According to capfriendly.com. The defensive pairings project as follows:
Quinn Hughes- Tyler Myers
Oliver Ekman-Larsson- Tucker Poolman
Olli Juolevi- Luke Schenn
This is where things get dicey. Quinn Hughes is an elite offensive defenseman who is young and exciting, but beyond him there is a lot of age and question marks on this D-corps. Tyler Myers is massive (6’8, 230 lbs), but his best hockey is likely behind him. He would be a bottom-pairing defenseman on most teams, but he is essentially forced into a top-pair role on the Canucks with Travis Hamonic’s status for the season still in limbo. Hamonic has yet to decide if he will play this season, or opt out for personal reasons.
This isn’t the Oliver Ekman-Larsson of old. His play has been steadily declining over the past couple years, though he has been on some tough Arizona teams. It will be interesting to see if he can regain some of his high-end play, but the $8.25 million cap hit for the next 6 years makes him an expensive experiment. Poolman, a relatively unproven player at the NHL level, joins Ekman-Larsson on the second pairing.
The third pairing will be an interesting one to watch. Nailing down the left spot is Juolevi, the fifth overall pick from 2016. He has good size (6’2), and offensive upside. He’s looking to make an impact in his first full season in the NHL. The competition to join him on the third pair has three contestants. Cap Friendly has veteran Luke Schenn slotted to take that spot. But the Canucks would love to see young prospect Jack Rathbone win the spot. He is another young puck-mover with high-end skating. His development and eventual ascension to the NHL is key for the future of the Canucks. Also vying for the spot is veteran Brad Hunt. Coming over from Minnesota, Hunt provides solid, though unexciting, defensive play.
According to capfriendly.com, the goaltending duo projects as:
Thatcher Demko and Jaroslav Halak
Demko had a solid showing in a weird 2021 season, finishing with a .915 save percentage and 2.85 goals against. Those numbers are even more impressive given the Canucks’ defensive shortcomings. Replacing Braden Holtby is the always-solid Jaroslav Halak. Halak is a great option to come in and share the load with Demko, and can definitely carry a starter’s load in case of injury. Michael DiPietro will carry the load in the AHL, and provides hope for future goaltending depth.
The Bottom Line
This is a huge year for the Vancouver Canucks.
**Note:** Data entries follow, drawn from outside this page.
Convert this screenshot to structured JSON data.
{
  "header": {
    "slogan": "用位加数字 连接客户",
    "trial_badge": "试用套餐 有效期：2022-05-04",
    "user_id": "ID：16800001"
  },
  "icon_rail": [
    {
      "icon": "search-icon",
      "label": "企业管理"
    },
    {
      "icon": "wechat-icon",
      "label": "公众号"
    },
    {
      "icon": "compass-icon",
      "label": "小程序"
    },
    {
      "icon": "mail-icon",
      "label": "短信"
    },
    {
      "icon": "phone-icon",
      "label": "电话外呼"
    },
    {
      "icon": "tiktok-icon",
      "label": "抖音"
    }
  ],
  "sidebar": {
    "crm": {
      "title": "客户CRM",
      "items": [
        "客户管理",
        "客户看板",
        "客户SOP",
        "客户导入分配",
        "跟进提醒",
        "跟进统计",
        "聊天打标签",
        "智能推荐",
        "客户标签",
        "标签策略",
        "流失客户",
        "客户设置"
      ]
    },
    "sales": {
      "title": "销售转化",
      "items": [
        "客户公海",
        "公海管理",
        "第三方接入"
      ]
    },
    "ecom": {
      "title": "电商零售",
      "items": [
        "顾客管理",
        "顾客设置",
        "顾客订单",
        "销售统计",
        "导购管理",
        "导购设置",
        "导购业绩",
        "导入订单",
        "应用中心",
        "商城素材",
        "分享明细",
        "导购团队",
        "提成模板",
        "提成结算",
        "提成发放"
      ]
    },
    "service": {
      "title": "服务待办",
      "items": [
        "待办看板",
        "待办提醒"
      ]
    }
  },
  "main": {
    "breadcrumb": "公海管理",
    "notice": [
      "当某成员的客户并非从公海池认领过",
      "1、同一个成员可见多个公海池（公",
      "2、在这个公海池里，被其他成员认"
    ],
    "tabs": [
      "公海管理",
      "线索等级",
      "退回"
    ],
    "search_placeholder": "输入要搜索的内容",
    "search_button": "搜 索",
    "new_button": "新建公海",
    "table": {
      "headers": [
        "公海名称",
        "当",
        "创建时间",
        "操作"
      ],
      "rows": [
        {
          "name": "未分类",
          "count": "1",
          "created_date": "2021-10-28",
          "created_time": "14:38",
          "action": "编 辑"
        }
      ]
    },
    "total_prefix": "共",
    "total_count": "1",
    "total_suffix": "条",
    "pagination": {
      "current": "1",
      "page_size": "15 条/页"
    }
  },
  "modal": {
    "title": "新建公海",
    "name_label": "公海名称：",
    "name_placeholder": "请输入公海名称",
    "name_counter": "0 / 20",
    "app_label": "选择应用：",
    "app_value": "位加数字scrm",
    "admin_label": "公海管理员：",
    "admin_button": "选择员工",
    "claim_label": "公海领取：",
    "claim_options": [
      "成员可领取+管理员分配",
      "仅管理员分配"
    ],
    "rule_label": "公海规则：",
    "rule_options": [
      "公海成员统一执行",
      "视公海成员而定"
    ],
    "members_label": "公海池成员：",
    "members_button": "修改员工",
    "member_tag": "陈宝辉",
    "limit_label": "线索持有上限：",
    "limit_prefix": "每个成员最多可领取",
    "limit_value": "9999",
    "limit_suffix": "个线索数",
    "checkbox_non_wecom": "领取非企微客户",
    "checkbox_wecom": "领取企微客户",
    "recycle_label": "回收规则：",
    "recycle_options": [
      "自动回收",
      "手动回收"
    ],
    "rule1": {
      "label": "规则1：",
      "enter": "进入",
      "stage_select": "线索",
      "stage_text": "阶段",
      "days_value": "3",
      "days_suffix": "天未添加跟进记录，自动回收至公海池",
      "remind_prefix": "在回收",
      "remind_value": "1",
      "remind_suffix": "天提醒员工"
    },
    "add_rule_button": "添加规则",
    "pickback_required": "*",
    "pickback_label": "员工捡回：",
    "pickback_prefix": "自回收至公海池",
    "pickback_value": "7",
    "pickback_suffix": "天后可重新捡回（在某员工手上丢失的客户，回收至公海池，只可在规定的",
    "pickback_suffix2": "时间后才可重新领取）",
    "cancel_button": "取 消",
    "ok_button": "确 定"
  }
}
After this season, their cap situation is going to make it tough to add pieces around Pettersson and Hughes to stay in the top portion of the league and take the next steps to being Cup contenders. The Canucks are going to have to hand out big contracts to Brock Boeser next year, Bo Horvat the year after, and then Pettersson’s contract will be up again in 2024. With Myers’ and Ekman-Larsson’s huge cap hits on the books for the long term, the ability to re-sign important players as well as add pieces to improve will be challenging to say the least.
But the cap problems are for another time. As far as this season goes, if the defensive corps can provide solid play and the goaltending can keep them in games, the Vancouver Canucks are absolutely a playoff team. However, barring some playoff magic, I do not see Vancouver as a serious Cup contender.